Slowly but surely, the voting public has begun to rebel. Against globalisation, against the status quo, against the political elite, and against political correctness.

Those public speakers who have understood this and adapted to it, have won. “We’re sick of experts”. “We’re at breaking point.”  Guess who?  Suffice to say that they’ve been repeated ad nauseam by the Brexit and Trump camps.  From Gove and Johnson to Trump and Pence.  Politicians who have surfed the wave of disaffection and who, in the process, have adapted the age-old rules of public speaking to the modern political landscape.

WHAT WORKS?

Empathy

Politicians have always tried to ‘get it’. But this year’s winners have managed to connect with their audiences on an emotional level.  They have done it by targeting their core voters and appealing to them. Even if it means angering everyone else.  It’s classic retail marketing – better to create a passionate response (for and against you) than apathy.  The Marmite effect.

Amazingly, they have been able to exploit the general disaffection with the political class by blatantly ignoring the truth to make their point. The Leave campaign knew there would not be £350 million a week for the NHS.  Trump is not going to build a wall. But the facts are ignored if the audience finally hears someone telling them what they want to hear.  And repetition has become a core element of the new rhetoric.

The Hook

Traditionally this was just a joke or an anecdote to ease the audience into the more formal speech. Now it is an end in itself.  Let’s build a wall.  Let’s divert £350m per week into the NHS.  The opening gambit has become the hook, line and sinker.  If you repeat it enough, it will stick.

Brevity

OK, the Gettysburg address may have been less than 300 words, but it was the exception. A political speech was once only credible if it was long and detailed.  But speeches are getting shorter and punchier.  So are the sentences within them which have become interchangeable with soundbites.  ‘Yes we can’, ‘Make America Great Again’ and ‘Independence Day’ would once have been defined as slogans. Now they are sentences.  Repeated again and again and again.  Because YouTube, Twitter and Facebook love a link to something short, smart and memorable.

Prioritisation

Ever listened to the entire Budget speech?

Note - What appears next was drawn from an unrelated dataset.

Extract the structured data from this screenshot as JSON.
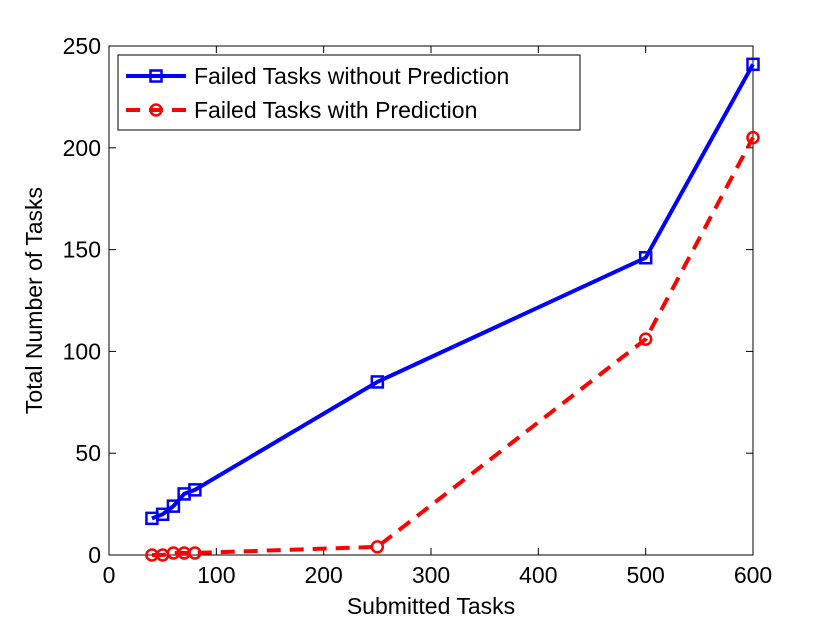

It’s hard work.  So much detail that it’s almost impossible to summarise immediately afterwards.  Which is why Gordon Brown tried to summarise it using ‘prudence’.  And why George Osborne repeated ‘a budget for working people’.  They got the principle, but the protest generation have gone a step further by removing the vast majority of the content in favour of repeating the priority messages again and again, often without feeling the need to contextualise at all.

Style

Trump, Brexit and, dare one say it, Marine le Pen, have stripped away the rhetorical flourishes, the adjectives and the poetry. What remains is a series of statements in language that sets them apart from the educated elite. Hard, simple and impossible to misconstrue.  It has been said that one is elected on poetry and governs on prose.  That now sounds like an observation from another age.

SO?

Where does this leave us? The bad (and sad) conclusion is that your speeches can include errors, lies and plagiarism.  They can be full of unfinished sentences and unfulfillable promises. And you can still win – possibly as a direct result.

But there are positive lessons to learn. Brexit and Trump demonstrate that if you think about your audience first, speak in their language, keep it simple, and don’t suffocate your speech with detail, then anything is possible.